Reputation: 10081
Say I want to extract the hostname and the port number from a string like this:
stackoverflow.com:443
That is pretty easy. I could do something like this:
(?<host>.*):(?<port>\d*)
I am not worried about protocol schemes or valid host names/ip addresses or tcp/udp ports, it is not important to my request.
However, I also need to support one twist that takes this beyond my knowledge of regular expressions - the host name without the port:
stackoverflow.com
I want to use a single regular expression for this, and I want to use named capture groups such that the host group will always exist in a positive match, while the port group exists if and only if we have a colon followed by a number of digits.
I have tried doing a positive lookbehind from my feeble understanding of it:
(?<host>.*)(?<=:)(?<port>\d*)
This comes close, but the colon (:) is included at the end of the host capture. So I tried to change the host to include anything but the colon like this:
(?<host>[^:]*)(?<=:)(?<port>\d*)
That gives me an empty host capture.
Any suggestions on how to accomplish this, i.e. make the colon and the port number optional, but if they are there, include the port number capture and make the colon "vanish"?

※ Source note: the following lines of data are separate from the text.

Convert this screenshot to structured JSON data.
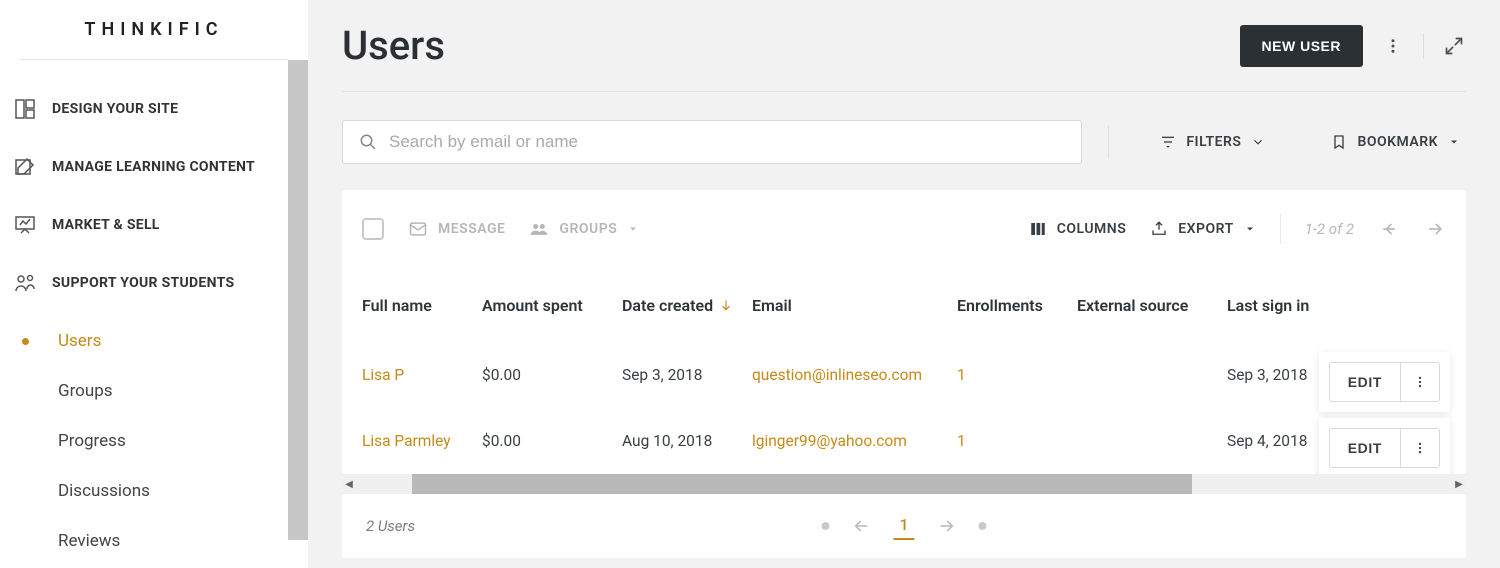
{
  "brand": "THINKIFIC",
  "sidebar": {
    "items": [
      {
        "label": "DESIGN YOUR SITE"
      },
      {
        "label": "MANAGE LEARNING CONTENT"
      },
      {
        "label": "MARKET & SELL"
      },
      {
        "label": "SUPPORT YOUR STUDENTS"
      }
    ],
    "subitems": [
      {
        "label": "Users",
        "active": true
      },
      {
        "label": "Groups"
      },
      {
        "label": "Progress"
      },
      {
        "label": "Discussions"
      },
      {
        "label": "Reviews"
      }
    ]
  },
  "header": {
    "title": "Users",
    "new_user": "NEW USER"
  },
  "search": {
    "placeholder": "Search by email or name",
    "filters": "FILTERS",
    "bookmark": "BOOKMARK"
  },
  "toolbar": {
    "message": "MESSAGE",
    "groups": "GROUPS",
    "columns": "COLUMNS",
    "export": "EXPORT",
    "page_info": "1-2 of 2"
  },
  "table": {
    "columns": [
      "Full name",
      "Amount spent",
      "Date created",
      "Email",
      "Enrollments",
      "External source",
      "Last sign in"
    ],
    "sort_index": 2,
    "edit_label": "EDIT",
    "rows": [
      {
        "name": "Lisa P",
        "amount": "$0.00",
        "created": "Sep 3, 2018",
        "email": "question@inlineseo.com",
        "enrollments": "1",
        "external": "",
        "last_signin": "Sep 3, 2018"
      },
      {
        "name": "Lisa Parmley",
        "amount": "$0.00",
        "created": "Aug 10, 2018",
        "email": "lginger99@yahoo.com",
        "enrollments": "1",
        "external": "",
        "last_signin": "Sep 4, 2018"
      }
    ]
  },
  "footer": {
    "count": "2 Users",
    "page": "1"
  }
}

Edit: All the four answers I have received work well for me, but pay attention to the comments in some of them. I accepted sln's answer because of the nice layout and explanation of the regexp structure. Thanks to all that replied!
Upvotes: 4
Views: 3757
Reputation: 8954
I'm suggesting to use Uri class instead of regular expressions.
// Use URI class for parsing only
var uri = new Uri("http://" + fullAddress);
// get host
host = uri.DnsSafeHost;
// get port
portNum = (ushort)uri.Port;
The benefits are
See sample of using on .NET Fiddle
Upvotes: 6
Reputation:
This maybe (?<host>[^:]+)(?::(?<port>\d+))?

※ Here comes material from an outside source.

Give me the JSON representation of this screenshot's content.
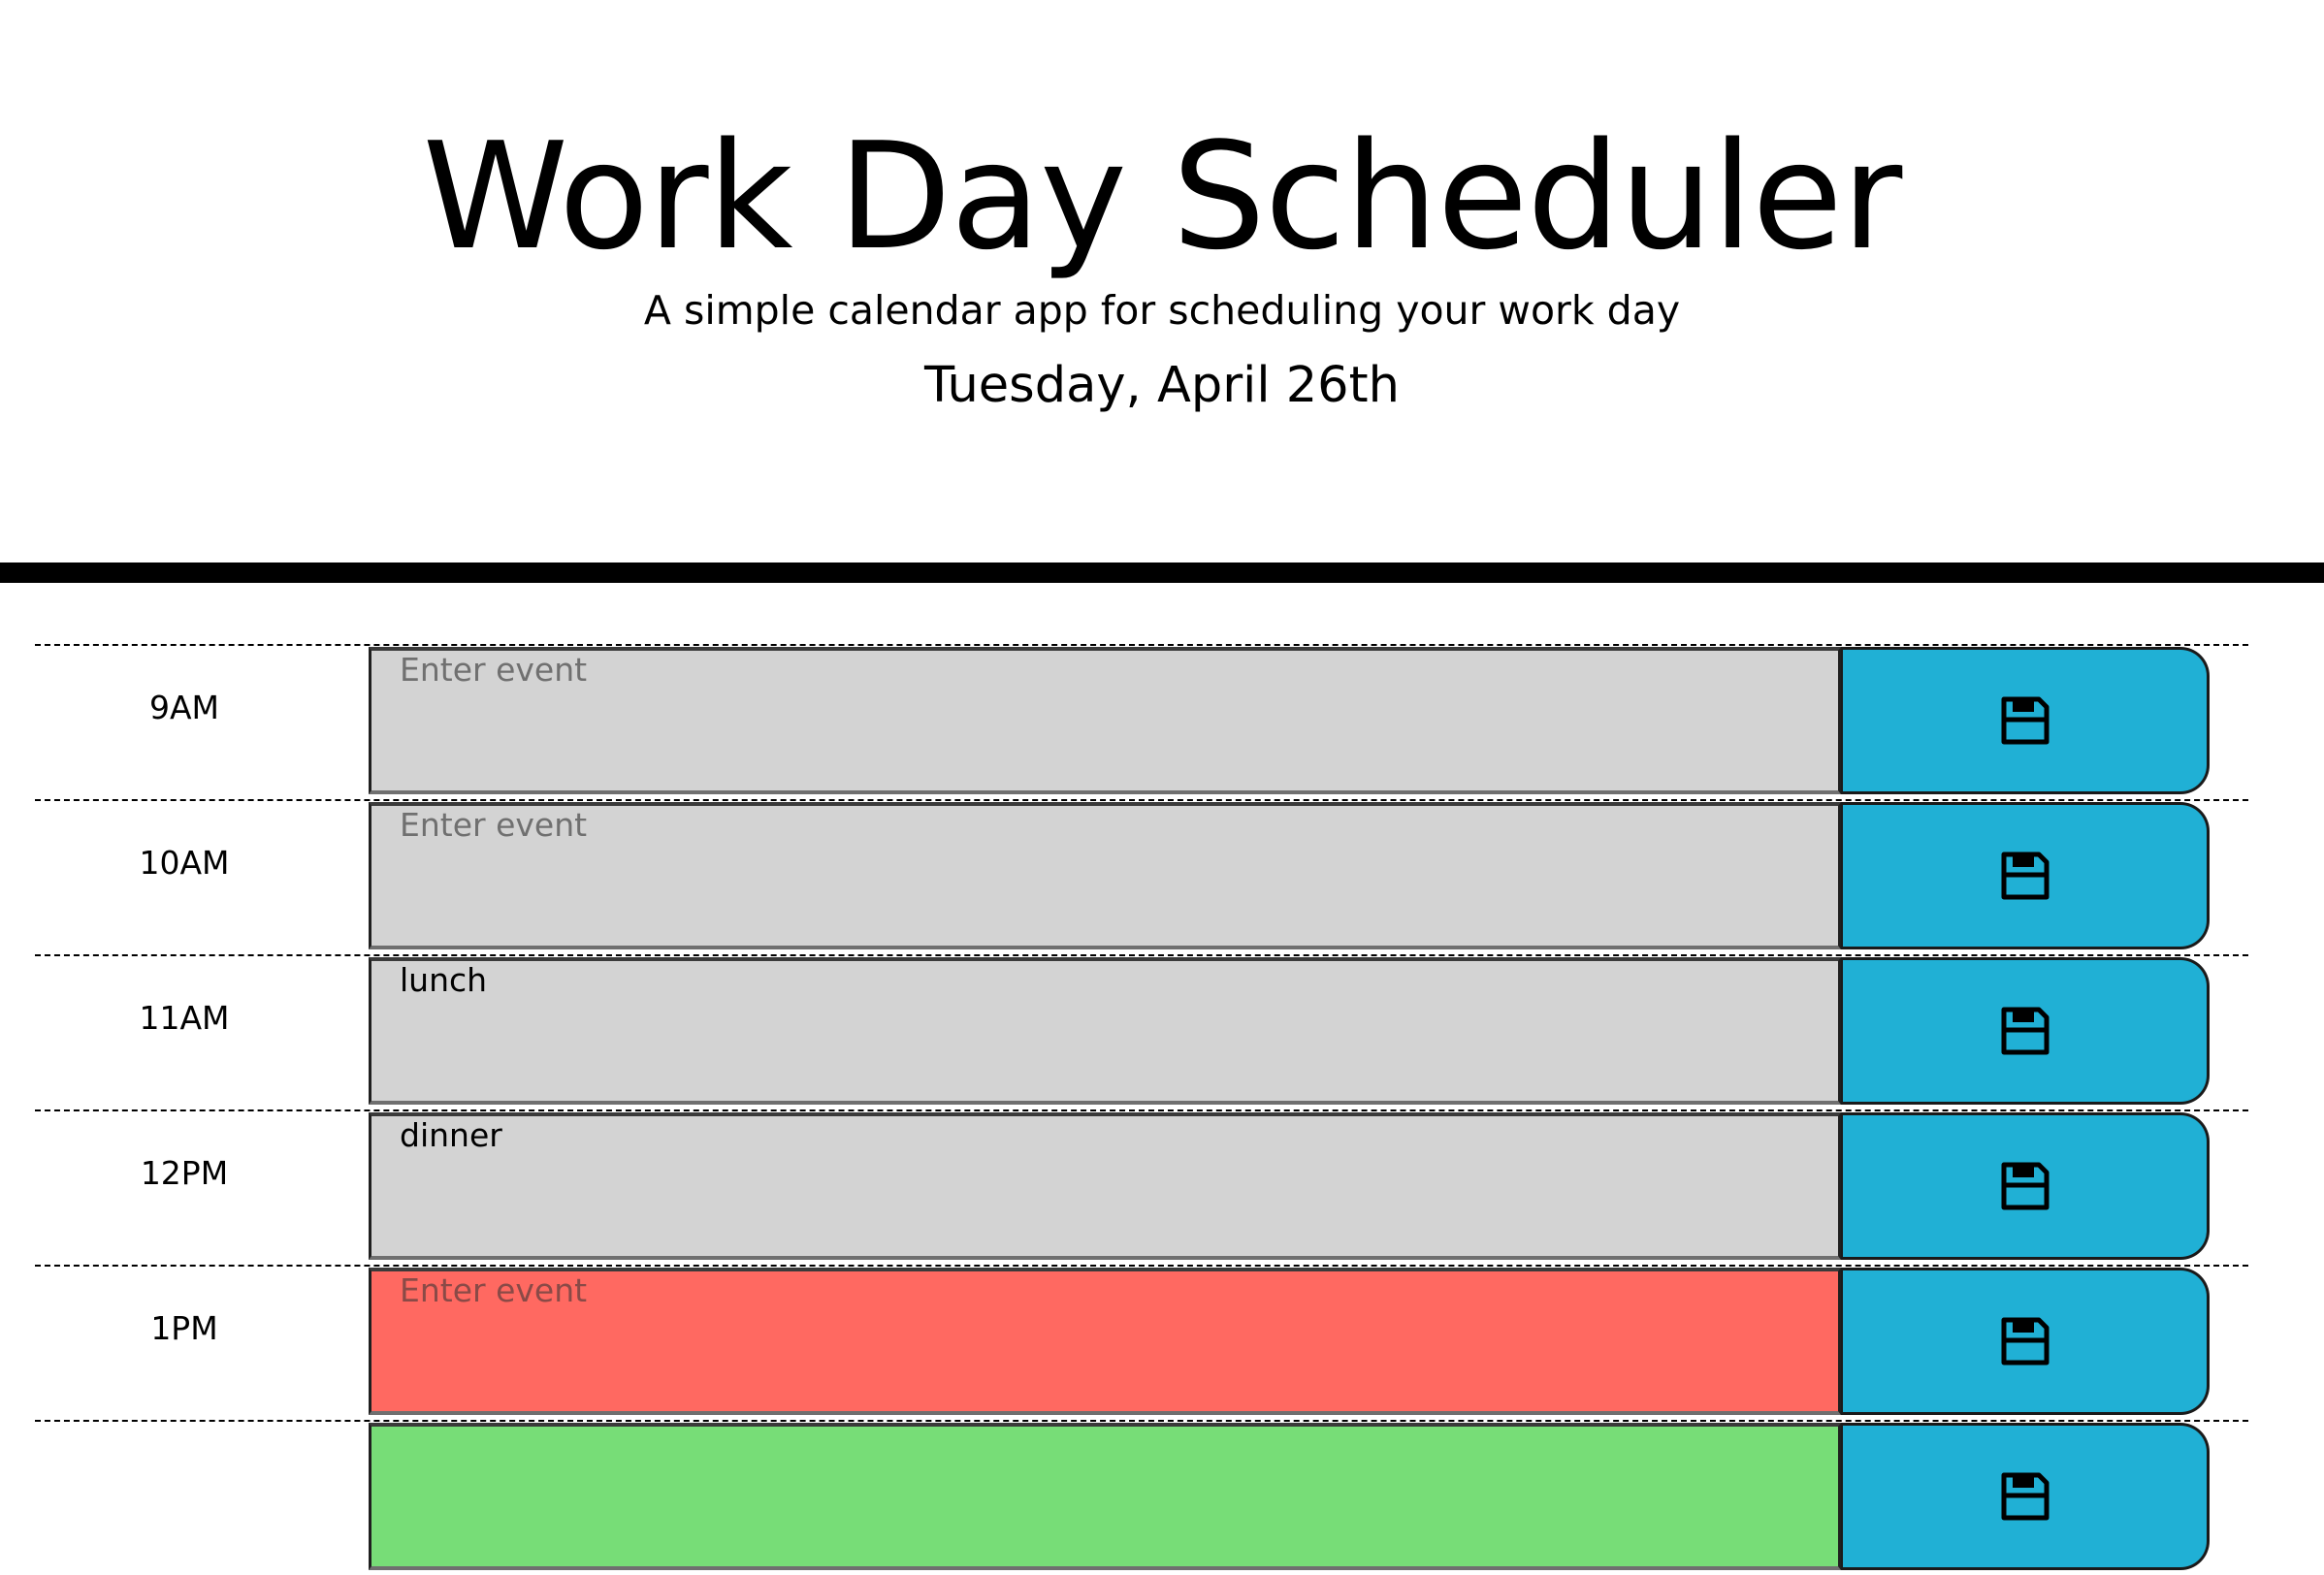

(?<host> [^:]+ ) # (1), Host, required
(?: # Cluster group start, optional
: # Colon ':'
(?<port> \d+ ) # (2), Port number
)? # Cluster group end
edit - If you were to not use the cluster group, and use a capture group as that cluster group instead, this is how Dot-Net "counts" the groups in its default configuration state -
(?<host> [^:]+ ) #_(2), Host, required
( # (1 start), Unnamed capture group, optional
: # Colon ':'
(?<port> \d+ ) #_(3), Port number
)? # (1 end)
Upvotes: 2
Reputation: 12809
Try this:
(?<host>[^:]+)(:(?<port>\d+))?
This makes the whole colon and port number part an optional group, and catches the port number inside that. Also, I used the plus sign to ensure that hostname and port number contains at least one character.
Upvotes: 1
Reputation: 39405
If your host name doesn't contain :
like ipv64 then try this one:
(?<host>[^:]*):?(?<port>\d*)
Upvotes: 1